CAF : trahie par ses publications Facebook, une mère de famille doit rembourser 25 000 euros

Source : AFP

Qui l’eût cru ? Cette mère célibataire âgée de 50 ans avait deux habitudes. L’une d’elles était de partager sa vie sur les réseaux sociaux. Quant à l’autre, c’est de faire des déclarations frauduleuses auprès de la Caisse d’allocations familiales (CAF). On nous dit souvent qu’on vit sous surveillance. Cette fois-ci, cela tendrait à se vérifier et ce n’est pas cette cinquantenaire qui va affirmer le contraire.

Une arnaque qui date

Les faits qui lui sont reprochés se seraient produits entre l’an 2014 et l’an 2018. La mère célibataire résidait dans la commune d’Allemagne-en-Provence en Alpes-de-Haute-Provence (04). Elle se présentait à la Caisse d’allocations familiales (CAF) comme étant une mère célibataire isolée afin de bénéficier de plusieurs prestations sociales. La somme perçue s’élevait à plus de 25 000 €.

C’est en faisant un tour sur son compte Facebook que la CAF des Alpes-de-Haute-Provence a découvert qu’elle mentait à l’institution. Les enquêteurs des services sociaux ont découvert que celle-ci n’était pas du tout célibataire. Elle partageait sa vie avec un homme de 45 ans. Il n’y avait pas besoin d’avoir les talents de James Bond pour savoir cela, puisque toute sa vie était publiquement affichée sur son compte Facebook.

Capture d’écran Twitter

Il suffisait de parcourir son journal pour être au courant de son actualité à travers les statuts et les photos qu’elle partageait. C’est ce que les agents de la CAF ont fait pour découvrir qu’elle était loin d’être une pauvre mère célibataire isolée.

Les réseaux sociaux sont une preuve devant la CAF

Cette affaire nous montre que les informations affichées sur les réseaux sociaux peuvent faire office de preuves devant la CAF. Cette mère de famille est actuellement mise en examen pour avoir fait de fausses déclarations à la Caisse d’allocations familiales. Elle a d’ailleurs déjà avoué son mensonge devant le tribunal.

Quant à son compagnon, il a admis avoir été au courant de la manœuvre de sa bien-aimée. De ce fait, il est considéré comme complice des pratiques frauduleuses accomplies par sa compagne.

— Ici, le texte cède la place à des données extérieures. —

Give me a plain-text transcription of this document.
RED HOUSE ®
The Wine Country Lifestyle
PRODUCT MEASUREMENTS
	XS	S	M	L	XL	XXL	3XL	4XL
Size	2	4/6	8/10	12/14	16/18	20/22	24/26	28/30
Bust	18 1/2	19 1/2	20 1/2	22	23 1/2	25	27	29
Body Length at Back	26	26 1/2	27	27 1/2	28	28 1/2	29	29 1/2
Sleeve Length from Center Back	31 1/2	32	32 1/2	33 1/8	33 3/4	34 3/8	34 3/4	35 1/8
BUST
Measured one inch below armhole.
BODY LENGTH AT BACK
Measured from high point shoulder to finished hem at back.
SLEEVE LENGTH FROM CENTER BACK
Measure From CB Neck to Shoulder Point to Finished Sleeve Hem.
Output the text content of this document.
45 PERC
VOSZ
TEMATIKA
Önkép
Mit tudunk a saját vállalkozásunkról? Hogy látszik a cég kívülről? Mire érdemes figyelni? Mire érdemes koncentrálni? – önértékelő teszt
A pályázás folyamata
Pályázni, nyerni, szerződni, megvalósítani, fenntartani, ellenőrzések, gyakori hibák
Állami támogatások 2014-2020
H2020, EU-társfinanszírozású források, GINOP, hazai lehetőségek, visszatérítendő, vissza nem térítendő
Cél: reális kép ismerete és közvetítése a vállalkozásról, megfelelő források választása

Pour sa défense, le couple a mis en avant leur précarité financière. Ce qui est loin d’être un mensonge. Au terme du procès, ils ont été condamnés à payer 1 500 € d’amende, chacun. Et cela, en plus du remboursement des 25 122 € que la CAF leur a versé en guise de prestations sociales. Des dommages et intérêts pourraient même s’ajouter un peu plus tard.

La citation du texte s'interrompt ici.